Trick or Tracker 3.0
Many parents want to keep track of their
kids — and not just on Halloween. Wayne Irving, a father of four and
the president and CEO of Laguna Niguel, Calif.-based technology company,
Iconosys, has a novel solution. Trick or Tracker, available on Android
or iPhone, can be used by up to seven family members at one time. The
app must be downloaded on both parties’ smartphones — with their
permission, of course. It can send text alerts when a child has
travelled out of a previously agreed area, and it has a latchkey-kid
feature that can ping a parent when a child arrives home. It tracks the
phone using the geo-location data contained in text messages and sends
the person’s location every 15 minutes.

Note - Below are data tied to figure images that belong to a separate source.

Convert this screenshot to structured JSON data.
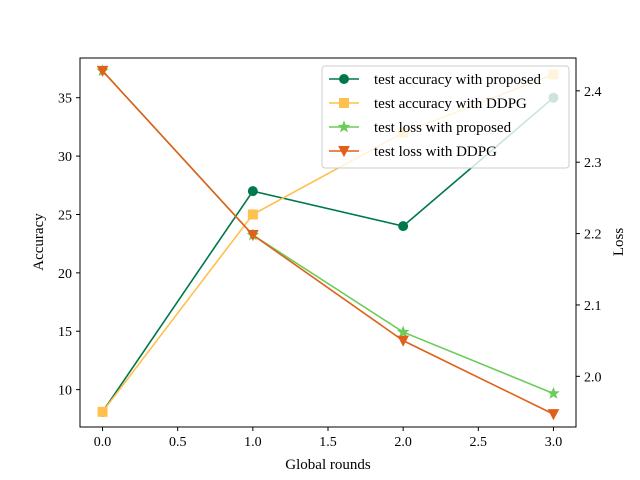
{
  "chart_data": {
    "type": "line",
    "x": [
      0.0,
      1.0,
      2.0,
      3.0
    ],
    "xlabel": "Global rounds",
    "ylabel_left": "Accuracy",
    "ylabel_right": "Loss",
    "xlim": [
      -0.15,
      3.15
    ],
    "ylim_left": [
      6.8,
      38.4
    ],
    "ylim_right": [
      1.929,
      2.446
    ],
    "xticks": [
      "0.0",
      "0.5",
      "1.0",
      "1.5",
      "2.0",
      "2.5",
      "3.0"
    ],
    "yticks_left": [
      "10",
      "15",
      "20",
      "25",
      "30",
      "35"
    ],
    "yticks_right": [
      "2.0",
      "2.1",
      "2.2",
      "2.3",
      "2.4"
    ],
    "legend_position": "upper right",
    "grid": false,
    "series": [
      {
        "name": "test accuracy with proposed",
        "axis": "left",
        "values": [
          8.1,
          27.0,
          24.0,
          35.0
        ],
        "color": "#00784a",
        "marker": "circle"
      },
      {
        "name": "test accuracy with DDPG",
        "axis": "left",
        "values": [
          8.1,
          25.0,
          32.0,
          37.0
        ],
        "color": "#ffc04c",
        "marker": "square"
      },
      {
        "name": "test loss with proposed",
        "axis": "right",
        "values": [
          2.428,
          2.198,
          2.062,
          1.976
        ],
        "color": "#6acd5a",
        "marker": "star"
      },
      {
        "name": "test loss with DDPG",
        "axis": "right",
        "values": [
          2.428,
          2.198,
          2.05,
          1.947
        ],
        "color": "#e0601a",
        "marker": "triangle-down"
      }
    ]
  }
}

Irving says it could also be
used to track a child in the unlikely event of an abduction, although
some online reviewers have complained about its accuracy.
Phone Tracker
Phone Tracker is marketed to families
with busy schedules and employers who want to track employees during
work hours. It combines mapping and GPS technology to let you track your
phone plus one other for free on Android and iPhone (follow 10 users
with a 99-cent upgrade). The app doesn’t have to be open to work, and it
can locate another person’s movement within the previous 24 hours and
within 30 feet (10 meters). It can be programmed to log locations every
two to 60 minutes. To follow another person, they must use the app too. A
similar app — Glympse — free on Android and iOS — shares estimated
arrival times and even the speed your spouse is traveling at. While the
app is free, it has also received mixed reviews on the iTunes store.
AccuTracking
Pitched for GPS vehicle tracking for
companies and a way for parents to keep a tag on their children,
AccuTracking has been around for over a decade even before the advent of
Google Maps. “Our vision is to provide low-cost and simple to use
applications that enable the tracking of any number of targets wherever
and whenever the user chooses,” the company states. It adds, “Knowing
where your vehicles, employees and physical assets are in real-time on
your desktop computer is a valuable management and cost-control tool.”
The app is downloadable through the phone’s web browsers. Caution should
be applied when downloading software onto your phone that is not
approved; Apple’s App Store does not support AccuTracking.